The agreement almost surely would be scrapped by a Republican president. Prospective candidates have routinely bashed Mr. Obama’s climate change priorities, and with Republicans poised to take over the Senate, there is virtually no chance the White House can codify those priorities through legislation.

“He’s kind of marketing this as a bigger commitment than it really is. The Chinese understand that it’s a weak commitment — it’s the weakest commitment he can make under our system,” said Julian Ku, a constitutional law professor and faculty director of international programs at Hofstra University’s law school. “It has a life beyond his presidency. It’s a political pledge. This kind of promise he’s made is the weakest kind of promise he can make. The next president certainly could say, ’I no longer adhere to the promise we made to you, China.’”

To meet the president’s goals, the EPA would have to move ahead with a variety of actions, including increases in auto fuel efficiency standards and, more important, limits on power plant emissions.

A rule limiting emissions from existing plants won’t be finalized until next year, meaning it likely won’t go into effect until 2016.

That leaves Mr. Obama’s successor with a great deal of leverage over whether the plan — being implemented under authority the EPA says it has under the 1970s Clean Air Act — moves forward as scheduled.
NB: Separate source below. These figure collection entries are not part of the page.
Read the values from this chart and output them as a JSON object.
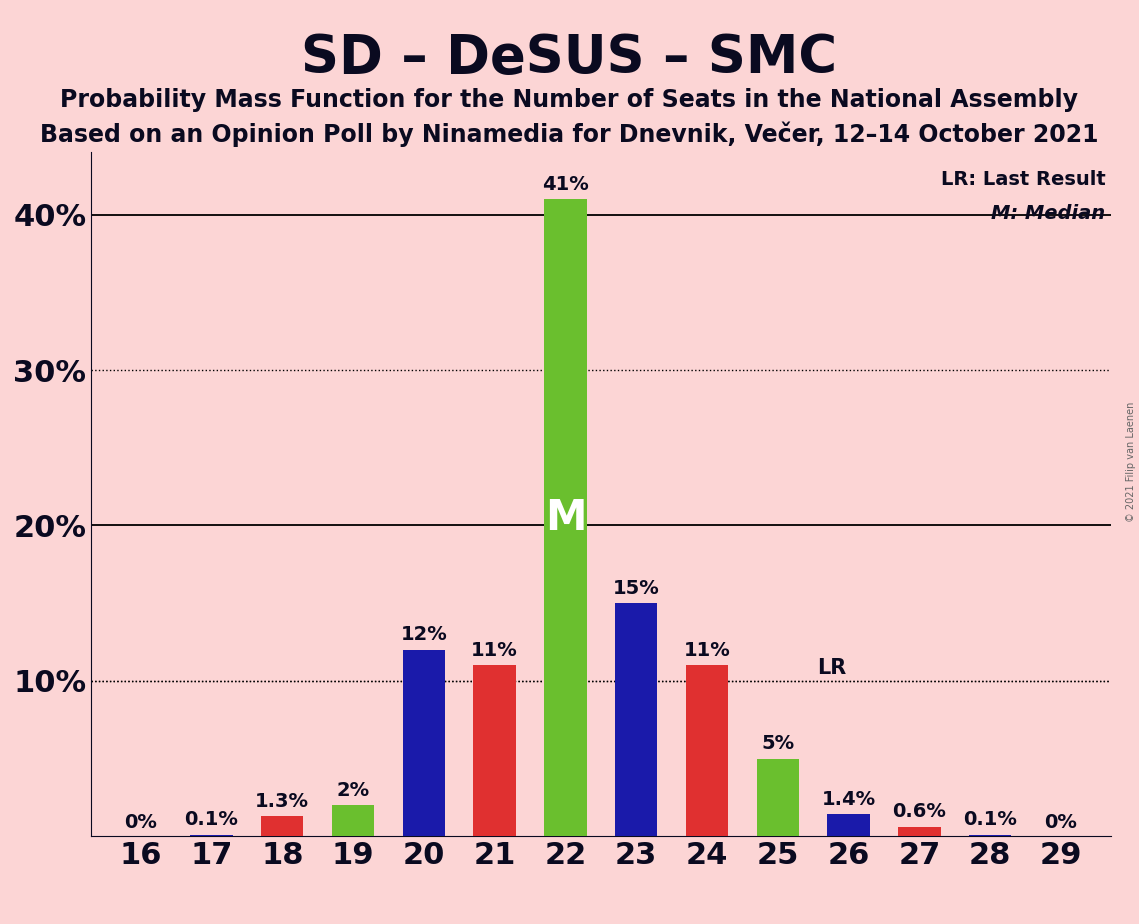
{
  "title": "SD – DeSUS – SMC",
  "subtitle1": "Probability Mass Function for the Number of Seats in the National Assembly",
  "subtitle2": "Based on an Opinion Poll by Ninamedia for Dnevnik, Večer, 12–14 October 2021",
  "copyright": "© 2021 Filip van Laenen",
  "background_color": "#fcd5d5",
  "bar_colors": {
    "blue": "#1a1aaa",
    "red": "#e03030",
    "green": "#6abf2e"
  },
  "seats": [
    16,
    17,
    18,
    19,
    20,
    21,
    22,
    23,
    24,
    25,
    26,
    27,
    28,
    29
  ],
  "values": [
    0.0,
    0.1,
    1.3,
    2.0,
    12.0,
    11.0,
    41.0,
    15.0,
    11.0,
    5.0,
    1.4,
    0.6,
    0.1,
    0.0
  ],
  "colors": [
    "blue",
    "blue",
    "red",
    "green",
    "blue",
    "red",
    "green",
    "blue",
    "red",
    "green",
    "blue",
    "red",
    "blue",
    "blue"
  ],
  "labels": [
    "0%",
    "0.1%",
    "1.3%",
    "2%",
    "12%",
    "11%",
    "41%",
    "15%",
    "11%",
    "5%",
    "1.4%",
    "0.6%",
    "0.1%",
    "0%"
  ],
  "LR_value": 10.0,
  "median_seat": 22,
  "ylim": [
    0,
    44
  ],
  "yticks": [
    0,
    10,
    20,
    30,
    40
  ],
  "ytick_labels": [
    "",
    "10%",
    "20%",
    "30%",
    "40%"
  ],
  "dotted_lines": [
    10.0,
    30.0
  ],
  "solid_lines": [
    20.0,
    40.0
  ],
  "legend_LR": "LR: Last Result",
  "legend_M": "M: Median",
  "title_fontsize": 38,
  "subtitle_fontsize": 17,
  "axis_fontsize": 22,
  "label_fontsize": 14
}
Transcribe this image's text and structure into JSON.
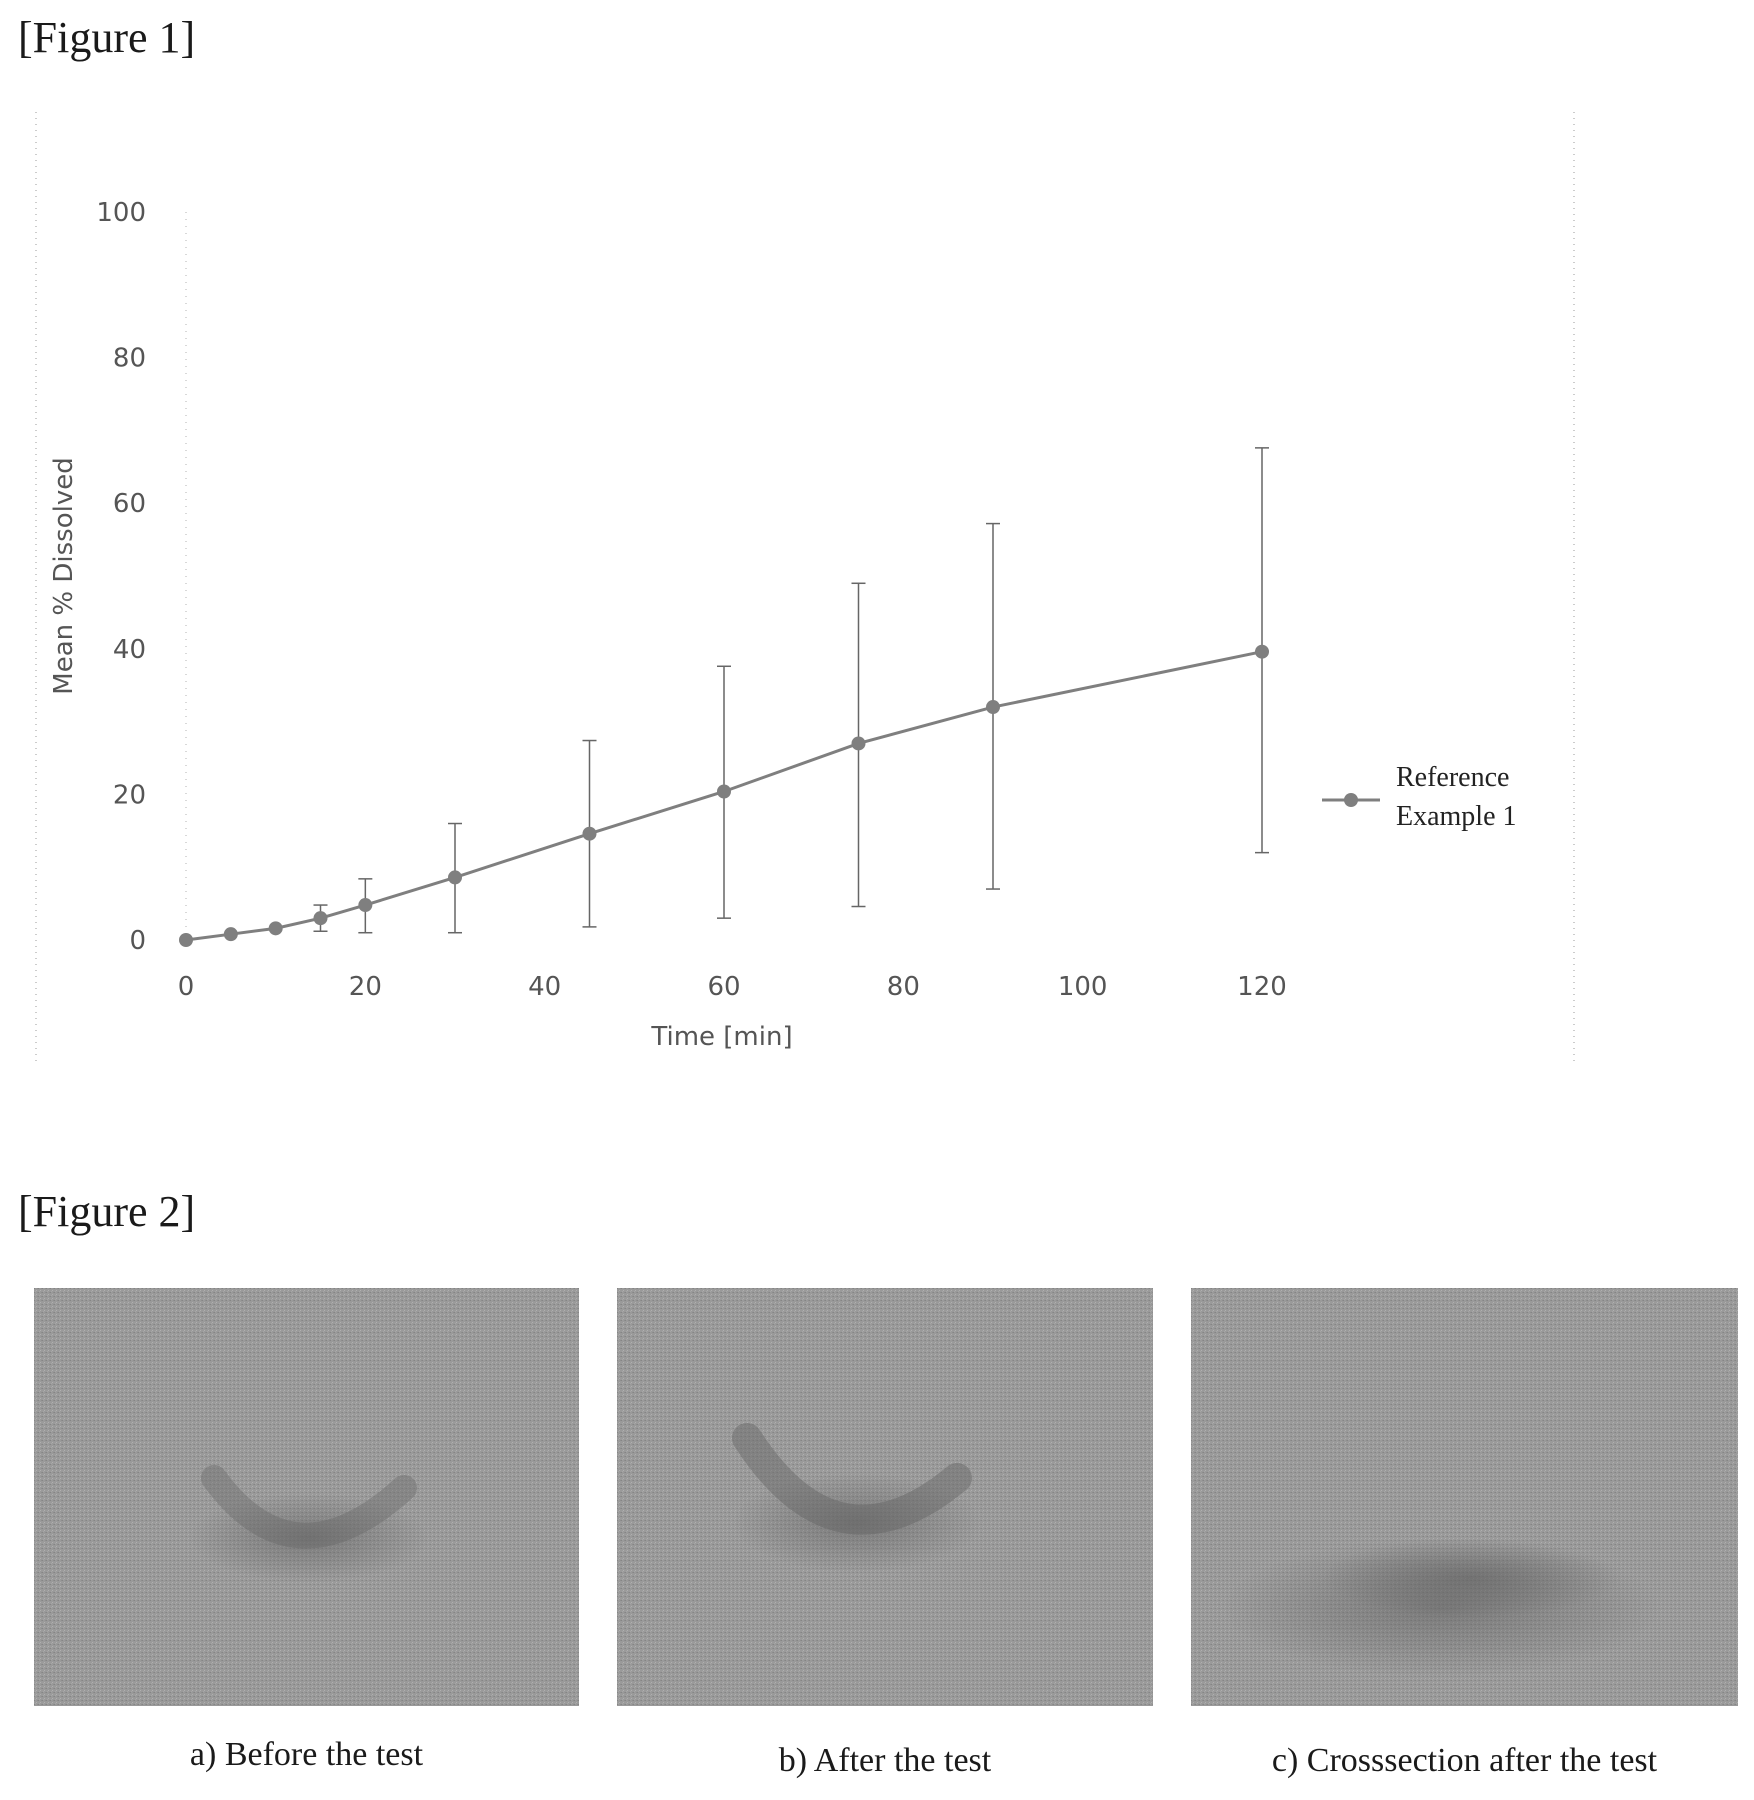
{
  "figure1": {
    "label": "[Figure 1]"
  },
  "figure2": {
    "label": "[Figure 2]"
  },
  "chart_data": {
    "type": "line",
    "title": "",
    "xlabel": "Time [min]",
    "ylabel": "Mean % Dissolved",
    "xlim": [
      0,
      120
    ],
    "ylim": [
      0,
      100
    ],
    "x_ticks": [
      0,
      20,
      40,
      60,
      80,
      100,
      120
    ],
    "y_ticks": [
      0,
      20,
      40,
      60,
      80,
      100
    ],
    "legend_placement": "right",
    "grid": false,
    "series": [
      {
        "name": "Reference Example 1",
        "legend_lines": [
          "Reference",
          "Example 1"
        ],
        "color": "#7f7f7f",
        "x": [
          0,
          5,
          10,
          15,
          20,
          30,
          45,
          60,
          75,
          90,
          120
        ],
        "y": [
          0,
          0.8,
          1.6,
          3.0,
          4.8,
          8.6,
          14.6,
          20.4,
          27.0,
          32.0,
          39.6
        ],
        "error_low": [
          0,
          0.8,
          1.6,
          1.2,
          1.0,
          1.0,
          1.8,
          3.0,
          4.6,
          7.0,
          12.0
        ],
        "error_high": [
          0,
          0.8,
          1.6,
          4.8,
          8.4,
          16.0,
          27.4,
          37.6,
          49.0,
          57.2,
          67.6
        ]
      }
    ]
  },
  "photos": {
    "a": {
      "caption": "a) Before the test"
    },
    "b": {
      "caption": "b) After the test"
    },
    "c": {
      "caption": "c) Crosssection after the test"
    }
  }
}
The rule will reduce carbon dioxide emissions from the power-generation sector by 30 percent by 2030, the EPA estimates.

But that regulation and the administration’s larger climate change agenda have become punching bags for Republicans, including those who may seek the presidency.

Sen. Rand Paul, Kentucky Republican, called the EPA approach an “assault on our economy” and vowed this summer to fight it.

Also this summer, Louisiana Gov. Bobby Jindal said Republicans should consider legal action to stop the “radical ideology” in Mr. Obama’s environmental and energy policies.

New Jersey Gov. Chris Christie also has hinted that he wouldn’t follow Mr. Obama’s climate change path. He said in September that he would not allow his state to rejoin a cap-and-trade system aimed at reducing carbon emissions along the East Coast.

The White House strongly supports the system.

“I think it’s a completely useless plan,” Mr. Christie said, as quoted by The New York Times.

Faced with that reality, environmental groups said they would spend the next two years trying to bolster public support for Mr. Obama’s actions and seeking to expose Republican “climate deniers,” hoping to limit their national electability in 2016.

“We’re working hard for the next two years to solidify the president’s climate action plan,” said Sara Chieffo, legislative director at the League of Conservation Voters.

Keeping a Democrat in the White House is central to making the plan work.

Potential Democratic presidential candidates, while not having gone into detail about their own climate change platforms, have expressed broad support for confronting what they call a grave challenge.

“No matter what the deniers try to assert, sea levels are rising, ice caps are melting, storms, droughts and wildfires are wreaking havoc,” Mrs. Clinton said in September at a clean energy summit in Las Vegas. “The threat is real, but so is the opportunity.”

Mr. O’Malley, who also is pondering a White House bid, has urged the Senate to reject the proposed Keystone XL pipeline. He said the project would produce too much carbon pollution and accelerate climate change.

He also called for the creation of a “national renewable energy grid.”

Vice President Joseph R. Biden has spoken out frequently in support of the administration’s climate change agenda.

Sen. Bernard Sanders, a Vermont independent who has said he is considering a presidential run, also has zeroed in on climate change as a key issue, as has Sen. Elizabeth Warren, the Massachusetts Democrat who has become less dismissive of progressives’ calls that she run.